We could have used Boehm GC (for example) as a very easy way to add a GC. However, and without intending any disrespect, projects that use Boehm GC as an interim solution seldom find the motivation to replace it with a permanent solution later. Even though it’s be possible to make a collector tuned to their particular needs, since Boehm GC works fairly well the need to replace it is never strong enough to overcome the effort required. Maybe this naive collector will motivate us to work on this in the future.
While it’s possible to make some rather good collectors that are conservative and non-moving (we’re curious about the riptide collector) we think this is a limiting factor.
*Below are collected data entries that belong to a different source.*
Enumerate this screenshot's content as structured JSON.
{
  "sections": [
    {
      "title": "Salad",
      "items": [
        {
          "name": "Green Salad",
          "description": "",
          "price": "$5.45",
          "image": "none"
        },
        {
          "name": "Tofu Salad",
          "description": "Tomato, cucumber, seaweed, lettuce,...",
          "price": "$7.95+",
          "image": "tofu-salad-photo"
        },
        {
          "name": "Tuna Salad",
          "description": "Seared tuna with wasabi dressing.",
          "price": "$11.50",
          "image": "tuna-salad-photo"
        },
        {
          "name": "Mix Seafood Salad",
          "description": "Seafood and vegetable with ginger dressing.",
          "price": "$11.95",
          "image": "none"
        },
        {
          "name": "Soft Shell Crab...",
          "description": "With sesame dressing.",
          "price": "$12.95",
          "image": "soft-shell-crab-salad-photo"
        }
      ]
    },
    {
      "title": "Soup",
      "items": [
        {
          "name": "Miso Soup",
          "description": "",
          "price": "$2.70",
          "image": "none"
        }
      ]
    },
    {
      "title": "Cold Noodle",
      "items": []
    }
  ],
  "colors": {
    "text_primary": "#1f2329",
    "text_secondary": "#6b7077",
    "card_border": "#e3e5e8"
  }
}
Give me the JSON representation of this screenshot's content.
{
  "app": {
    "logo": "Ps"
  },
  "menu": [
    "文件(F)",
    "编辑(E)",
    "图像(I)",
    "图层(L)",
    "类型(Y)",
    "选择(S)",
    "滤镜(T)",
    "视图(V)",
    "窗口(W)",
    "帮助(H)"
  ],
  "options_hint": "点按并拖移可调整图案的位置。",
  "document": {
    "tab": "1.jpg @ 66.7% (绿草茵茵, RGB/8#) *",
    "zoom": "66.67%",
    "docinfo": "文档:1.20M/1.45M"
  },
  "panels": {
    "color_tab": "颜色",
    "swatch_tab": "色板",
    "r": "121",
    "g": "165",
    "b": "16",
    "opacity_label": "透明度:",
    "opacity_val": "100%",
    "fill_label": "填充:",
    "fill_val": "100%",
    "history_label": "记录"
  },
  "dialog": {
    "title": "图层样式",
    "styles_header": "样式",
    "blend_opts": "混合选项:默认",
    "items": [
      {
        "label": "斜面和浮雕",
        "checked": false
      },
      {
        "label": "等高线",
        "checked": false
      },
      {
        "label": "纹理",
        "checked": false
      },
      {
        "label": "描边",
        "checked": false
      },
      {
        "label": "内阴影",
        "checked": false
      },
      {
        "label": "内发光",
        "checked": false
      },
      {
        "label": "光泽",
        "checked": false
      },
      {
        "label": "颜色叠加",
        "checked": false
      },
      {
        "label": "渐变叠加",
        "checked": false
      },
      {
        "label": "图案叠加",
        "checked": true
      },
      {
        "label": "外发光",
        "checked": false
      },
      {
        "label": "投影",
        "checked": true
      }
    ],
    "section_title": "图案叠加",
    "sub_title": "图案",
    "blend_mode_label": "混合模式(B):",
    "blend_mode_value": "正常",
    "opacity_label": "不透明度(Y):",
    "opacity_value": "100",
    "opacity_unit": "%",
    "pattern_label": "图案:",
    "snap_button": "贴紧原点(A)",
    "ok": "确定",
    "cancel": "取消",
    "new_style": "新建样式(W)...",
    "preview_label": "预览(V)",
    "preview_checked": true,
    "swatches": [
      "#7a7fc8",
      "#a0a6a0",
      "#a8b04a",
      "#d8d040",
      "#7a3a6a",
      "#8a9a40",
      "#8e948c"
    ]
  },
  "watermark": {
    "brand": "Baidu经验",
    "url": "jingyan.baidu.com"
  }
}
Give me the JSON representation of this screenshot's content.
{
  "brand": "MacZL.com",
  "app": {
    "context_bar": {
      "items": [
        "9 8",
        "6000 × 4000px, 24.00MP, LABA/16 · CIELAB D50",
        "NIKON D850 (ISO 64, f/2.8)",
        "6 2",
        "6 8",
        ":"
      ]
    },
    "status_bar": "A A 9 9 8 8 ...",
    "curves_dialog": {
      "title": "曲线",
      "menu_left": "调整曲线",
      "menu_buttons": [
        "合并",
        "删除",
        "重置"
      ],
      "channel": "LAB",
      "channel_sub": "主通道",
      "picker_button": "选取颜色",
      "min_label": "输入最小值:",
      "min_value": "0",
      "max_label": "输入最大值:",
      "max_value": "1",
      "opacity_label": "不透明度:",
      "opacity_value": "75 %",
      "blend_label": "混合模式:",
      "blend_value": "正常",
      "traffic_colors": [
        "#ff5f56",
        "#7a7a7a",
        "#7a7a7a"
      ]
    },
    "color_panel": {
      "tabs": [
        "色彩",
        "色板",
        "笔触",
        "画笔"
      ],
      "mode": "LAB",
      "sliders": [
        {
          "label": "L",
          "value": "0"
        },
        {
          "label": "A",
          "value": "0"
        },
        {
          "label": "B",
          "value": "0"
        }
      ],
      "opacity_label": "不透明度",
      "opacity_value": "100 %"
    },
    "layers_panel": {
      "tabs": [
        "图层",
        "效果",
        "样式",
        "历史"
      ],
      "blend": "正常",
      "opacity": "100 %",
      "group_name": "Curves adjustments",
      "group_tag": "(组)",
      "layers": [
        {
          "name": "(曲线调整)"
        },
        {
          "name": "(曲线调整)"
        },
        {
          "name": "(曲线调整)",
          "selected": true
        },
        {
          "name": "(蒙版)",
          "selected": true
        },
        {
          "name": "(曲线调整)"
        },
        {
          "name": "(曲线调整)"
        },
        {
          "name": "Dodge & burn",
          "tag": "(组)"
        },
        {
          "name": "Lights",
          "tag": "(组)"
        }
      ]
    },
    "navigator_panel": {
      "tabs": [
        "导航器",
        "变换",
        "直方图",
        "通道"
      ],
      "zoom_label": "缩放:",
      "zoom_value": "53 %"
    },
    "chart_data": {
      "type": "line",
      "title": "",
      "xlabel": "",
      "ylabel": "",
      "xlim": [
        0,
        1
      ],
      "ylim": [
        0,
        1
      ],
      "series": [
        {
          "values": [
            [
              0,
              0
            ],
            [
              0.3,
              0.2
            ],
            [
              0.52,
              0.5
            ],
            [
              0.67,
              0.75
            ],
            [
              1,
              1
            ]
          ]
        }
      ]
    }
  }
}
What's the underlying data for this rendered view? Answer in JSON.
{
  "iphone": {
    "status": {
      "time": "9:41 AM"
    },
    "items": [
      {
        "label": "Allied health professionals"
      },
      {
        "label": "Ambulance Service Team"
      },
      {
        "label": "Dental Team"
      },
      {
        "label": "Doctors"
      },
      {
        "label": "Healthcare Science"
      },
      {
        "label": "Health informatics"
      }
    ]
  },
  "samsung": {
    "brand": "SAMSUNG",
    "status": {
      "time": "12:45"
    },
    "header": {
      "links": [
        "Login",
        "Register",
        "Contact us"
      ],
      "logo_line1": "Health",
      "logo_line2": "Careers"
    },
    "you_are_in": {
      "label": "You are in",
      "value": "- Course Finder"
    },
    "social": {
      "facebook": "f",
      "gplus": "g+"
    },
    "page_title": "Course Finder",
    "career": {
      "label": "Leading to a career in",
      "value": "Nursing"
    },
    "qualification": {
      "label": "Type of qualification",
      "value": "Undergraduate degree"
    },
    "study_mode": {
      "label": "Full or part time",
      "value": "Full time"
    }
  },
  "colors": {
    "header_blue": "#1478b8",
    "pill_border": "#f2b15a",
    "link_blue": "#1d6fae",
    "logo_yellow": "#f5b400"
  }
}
An objects' location within the heap can be used to tell the collector different things about that object. A generational collector will often use an object’s location to know how long ago it was allocated (what generation and sometimes what step of that generation it is in). For generational collectors, but also some others, objects will need to be moved eg as they survive each generation.
A moving collector needs to re-write pointers as objects are moved, therefore it needs accurate information about which values are pointers, making it an accurate collector (and not a conservative collector). This can be a difficult thing to retrofit, therefore moving to accurate collection early is an important priority. While generational collection often gives large performance gains, it may be a better test of the GC to implement compacting first. Before making this change we will probably which to revise the heap layout.
Other fairly simple changes are likely to give a big performance boost. For example using multiple free lists for different object sizes.
Plasma programs are less likely to run out of memory, even if the GC isn’t all that fast yet. Please don’t judge it on speed, that wasn’t a goal for this early version.